Dementia Tops Cancer and Heart Disease
in Cost
By Marilynn Marchione, Associated Press
Cancer and heart disease are bigger killers, but Alzheimer's
is the most expensive malady in the U.S., costing families and society $157
billion to $215 billion a year, according to a new study that looked at this in
unprecedented detail. The biggest cost of Alzheimer's and other types of
dementia isn't drugs or other medical treatments, but the care that's needed
just to get mentally impaired people through daily life, the nonprofit RAND
Corp.'s study found.
It also gives what experts say is the most reliable estimate
for how many Americans have dementia — around 4.1 million. That's less than the
widely cited 5.2 million estimate from the Alzheimer's Association, which comes
from a study that included people with less severe impairment.
"The bottom line here is the same: Dementia is among
the most costly diseases to society, and we need to address this if we're going
to come to terms with the cost to the Medicare and Medicaid system," said
Matthew Baumgart, senior director of public policy at the Alzheimer's
Association.
Dementia's direct costs, from medicines to nursing homes,
are $109 billion a year in 2010 dollars, the new RAND report found. That
compares to $102 billion for heart disease and $77 billion for cancer. Informal
care by family members and others pushes dementia's total even higher,
depending on how that care and lost wages are valued.
"The informal care costs are substantially higher for
dementia than for cancer or heart conditions," said Michael Hurd, a RAND
economist who led the study. It was sponsored by the government's National
Institute on Aging and will be published in Thursday's New England Journal of
Medicine.
Alzheimer's is the most common form of dementia and the
sixth leading cause of death in the United States. Dementia also can result
from a stroke or other diseases. It is rapidly growing in prevalence as the
population ages. Current treatments only temporarily ease symptoms and don't
slow the disease. Patients live four to eight years on average after an
Alzheimer's diagnosis, but some live 20 years. By age 80, about 75 percent of
people with Alzheimer's will be in a nursing home compared with only 4 percent
of the general population, the Alzheimer's group says.
"Most people have understood the enormous toll in terms
of human suffering and cost," but the new comparisons to heart disease and
cancer may surprise some, said Dr. Richard Hodes, director of the Institute on
Aging. "Alzheimer's disease has a burden that exceeds many of these other
illnesses," especially because of how long people live with it and need
care, he said.
For the new study, researchers started with about 11,000
people in a long-running government health survey of a nationally representative
sample of the population. They gave 856 of these people extensive tests to
determine how many had dementia, and projected that to the larger group to determine
a prevalence rate — nearly 15 percent of people over age 70.
Using Medicare and other records, they tallied the cost of
purchased care — nursing homes, medicines, other treatments — including
out-of-pocket expenses for dementia in 2010. Next, they subtracted spending for
other health conditions such as high blood pressure, diabetes or depression so
they could isolate the true cost of dementia alone.

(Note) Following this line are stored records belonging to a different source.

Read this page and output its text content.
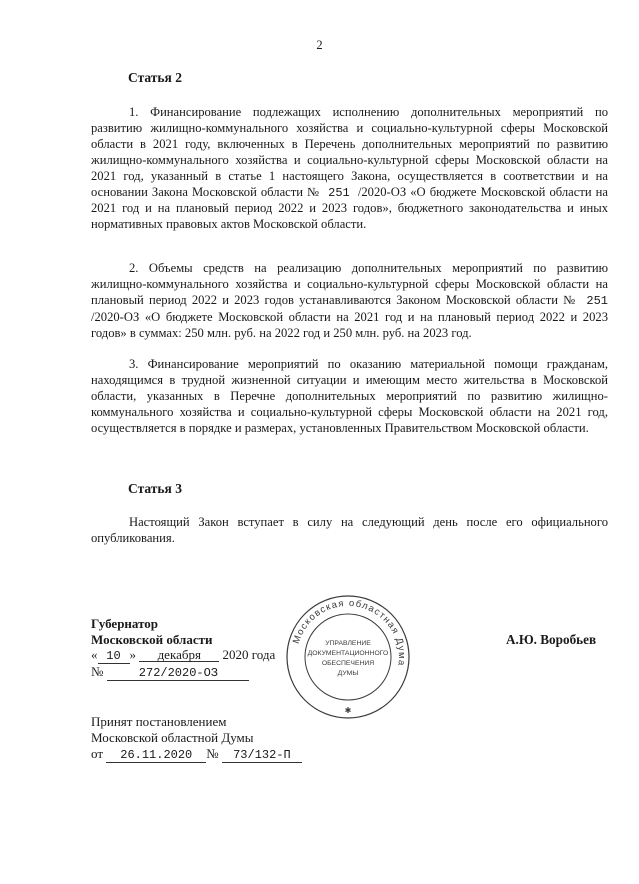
2
Статья 2

1. Финансирование подлежащих исполнению дополнительных мероприятий по развитию жилищно-коммунального хозяйства и социально-культурной сферы Московской области в 2021 году, включенных в Перечень дополнительных мероприятий по развитию жилищно-коммунального хозяйства и социально-культурной сферы Московской области на 2021 год, указанный в статье 1 настоящего Закона, осуществляется в соответствии и на основании Закона Московской области № 251 /2020-ОЗ «О бюджете Московской области на 2021 год и на плановый период 2022 и 2023 годов», бюджетного законодательства и иных нормативных правовых актов Московской области.

2. Объемы средств на реализацию дополнительных мероприятий по развитию жилищно-коммунального хозяйства и социально-культурной сферы Московской области на плановый период 2022 и 2023 годов устанавливаются Законом Московской области № 251 /2020-ОЗ «О бюджете Московской области на 2021 год и на плановый период 2022 и 2023 годов» в суммах: 250 млн. руб. на 2022 год и 250 млн. руб. на 2023 год.

3. Финансирование мероприятий по оказанию материальной помощи гражданам, находящимся в трудной жизненной ситуации и имеющим место жительства в Московской области, указанных в Перечне дополнительных мероприятий по развитию жилищно-коммунального хозяйства и социально-культурной сферы Московской области на 2021 год, осуществляется в порядке и размерах, установленных Правительством Московской области.

Статья 3

Настоящий Закон вступает в силу на следующий день после его официального опубликования.

Губернатор
Московской области
« 10 » декабря 2020 года
№	272/2020-ОЗ
А.Ю. Воробьев
Принят постановлением
Московской областной Думы
от 26.11.2020 № 73/132-П
Московская областная Дума
УПРАВЛЕНИЕ
ДОКУМЕНТАЦИОННОГО
ОБЕСПЕЧЕНИЯ
ДУМЫ
✱
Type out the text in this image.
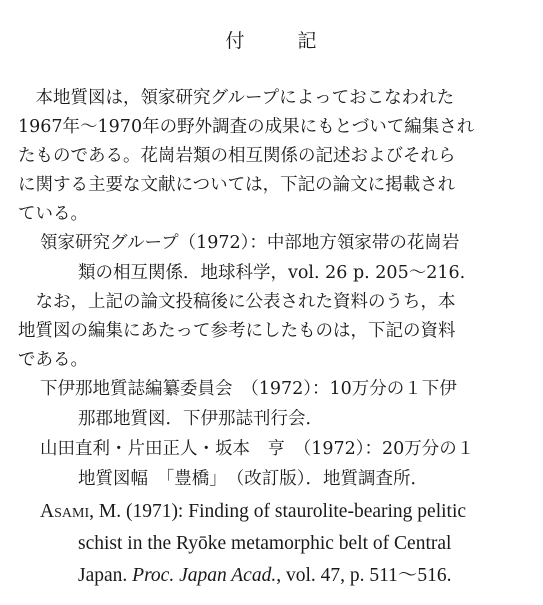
付	記
　本地質図は，領家研究グループによっておこなわれた
1967年〜1970年の野外調査の成果にもとづいて編集され
たものである。花崗岩類の相互関係の記述およびそれら
に関する主要な文献については，下記の論文に掲載され
ている。
領家研究グループ（1972）：中部地方領家帯の花崗岩
類の相互関係．地球科学，vol. 26 p. 205〜216.
　なお，上記の論文投稿後に公表された資料のうち，本
地質図の編集にあたって参考にしたものは，下記の資料
である。
下伊那地質誌編纂委員会　（1972）：10万分の１下伊
那郡地質図．下伊那誌刊行会．
山田直利・片田正人・坂本　亨　（1972）：20万分の１
地質図幅　「豊橋」　（改訂版）．地質調査所．
Asami, M. (1971): Finding of staurolite-bearing pelitic
schist in the Ryōke metamorphic belt of Central
Japan. Proc. Japan Acad., vol. 47, p. 511〜516.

"This is an important difference" from other
studies that could not determine how much health care cost was attributable
just to dementia, said Dr. Kenneth Langa, a University of Michigan researcher
who helped lead the work. Even with that adjustment, dementia topped heart
disease and cancer in cost, according to data on spending for those conditions
from the federal Agency for Healthcare Research and Quality.

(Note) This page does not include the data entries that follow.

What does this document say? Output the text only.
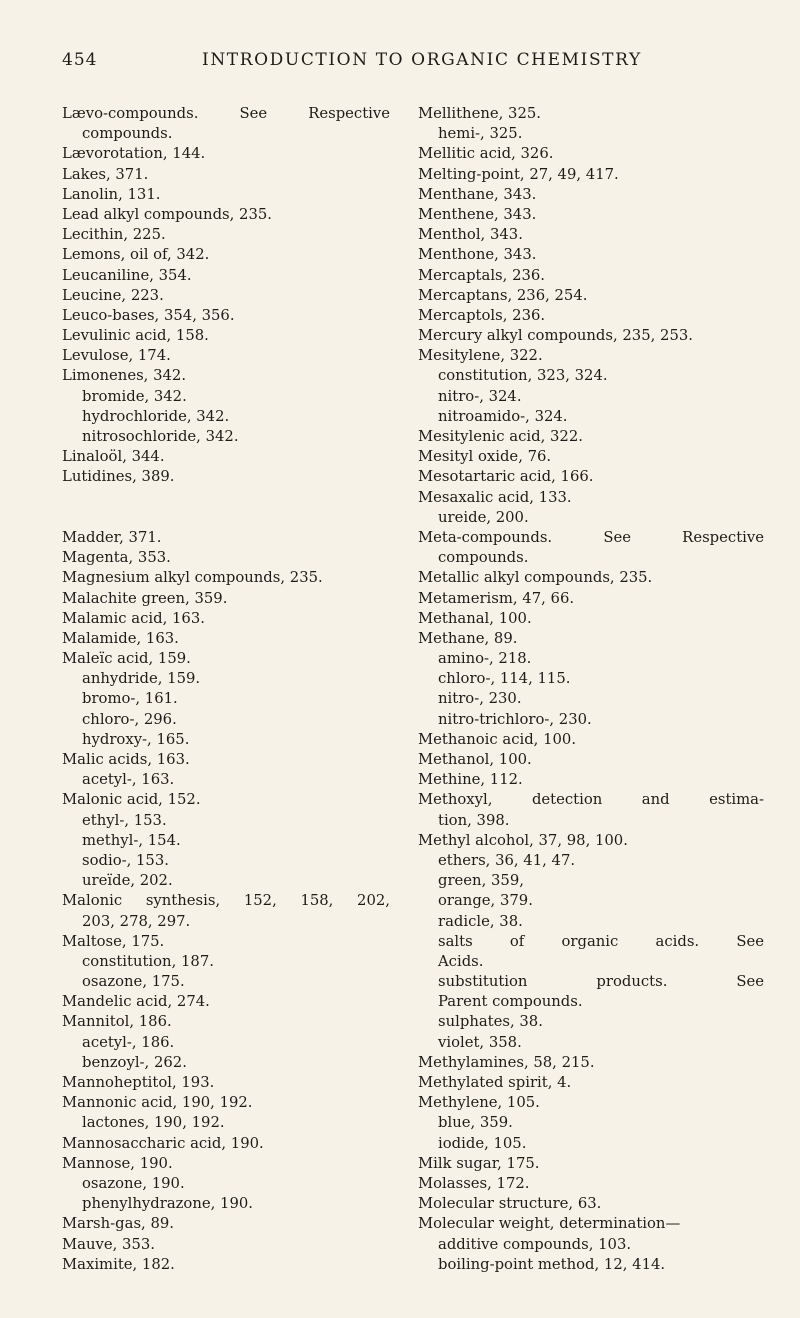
454	INTRODUCTION TO ORGANIC CHEMISTRY
Lævo-compounds. See Respective
compounds.
Lævorotation, 144.
Lakes, 371.
Lanolin, 131.
Lead alkyl compounds, 235.
Lecithin, 225.
Lemons, oil of, 342.
Leucaniline, 354.
Leucine, 223.
Leuco-bases, 354, 356.
Levulinic acid, 158.
Levulose, 174.
Limonenes, 342.
bromide, 342.
hydrochloride, 342.
nitrosochloride, 342.
Linaloöl, 344.
Lutidines, 389.
Madder, 371.
Magenta, 353.
Magnesium alkyl compounds, 235.
Malachite green, 359.
Malamic acid, 163.
Malamide, 163.
Maleïc acid, 159.
anhydride, 159.
bromo-, 161.
chloro-, 296.
hydroxy-, 165.
Malic acids, 163.
acetyl-, 163.
Malonic acid, 152.
ethyl-, 153.
methyl-, 154.
sodio-, 153.
ureïde, 202.
Malonic synthesis, 152, 158, 202,
203, 278, 297.
Maltose, 175.
constitution, 187.
osazone, 175.
Mandelic acid, 274.
Mannitol, 186.
acetyl-, 186.
benzoyl-, 262.
Mannoheptitol, 193.
Mannonic acid, 190, 192.
lactones, 190, 192.
Mannosaccharic acid, 190.
Mannose, 190.
osazone, 190.
phenylhydrazone, 190.
Marsh-gas, 89.
Mauve, 353.
Maximite, 182.
Mellithene, 325.
hemi-, 325.
Mellitic acid, 326.
Melting-point, 27, 49, 417.
Menthane, 343.
Menthene, 343.
Menthol, 343.
Menthone, 343.
Mercaptals, 236.
Mercaptans, 236, 254.
Mercaptols, 236.
Mercury alkyl compounds, 235, 253.
Mesitylene, 322.
constitution, 323, 324.
nitro-, 324.
nitroamido-, 324.
Mesitylenic acid, 322.
Mesityl oxide, 76.
Mesotartaric acid, 166.
Mesaxalic acid, 133.
ureide, 200.
Meta-compounds. See Respective
compounds.
Metallic alkyl compounds, 235.
Metamerism, 47, 66.
Methanal, 100.
Methane, 89.
amino-, 218.
chloro-, 114, 115.
nitro-, 230.
nitro-trichloro-, 230.
Methanoic acid, 100.
Methanol, 100.
Methine, 112.
Methoxyl, detection and estima-
tion, 398.
Methyl alcohol, 37, 98, 100.
ethers, 36, 41, 47.
green, 359,
orange, 379.
radicle, 38.
salts of organic acids. See
Acids.
substitution products. See
Parent compounds.
sulphates, 38.
violet, 358.
Methylamines, 58, 215.
Methylated spirit, 4.
Methylene, 105.
blue, 359.
iodide, 105.
Milk sugar, 175.
Molasses, 172.
Molecular structure, 63.
Molecular weight, determination—
additive compounds, 103.
boiling-point method, 12, 414.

Finally, researchers factored in unpaid care using two
different ways to estimate its value — foregone wages for caregivers and what
the care would have cost if bought from a provider such as a home health aide.
That gave a total annual cost of $41,000 to $56,000 per year for each dementia
case, depending on which valuation method was used.
"They did a very careful job," and the new
estimate that dementia affects about 4.1 million Americans seems the most solidly
based than any before, Hodes said. The government doesn't have an official estimate
but more recently has been saying "up to 5 million" cases, he said.
The most worrisome part of the report is the trend it
portends, with an aging population and fewer younger people "able to take
on the informal caregiving role," Hodes said. "The best hope to
change this apparent future is to find a way to intervene" and prevent
Alzheimer's or change its course once it develops, he said.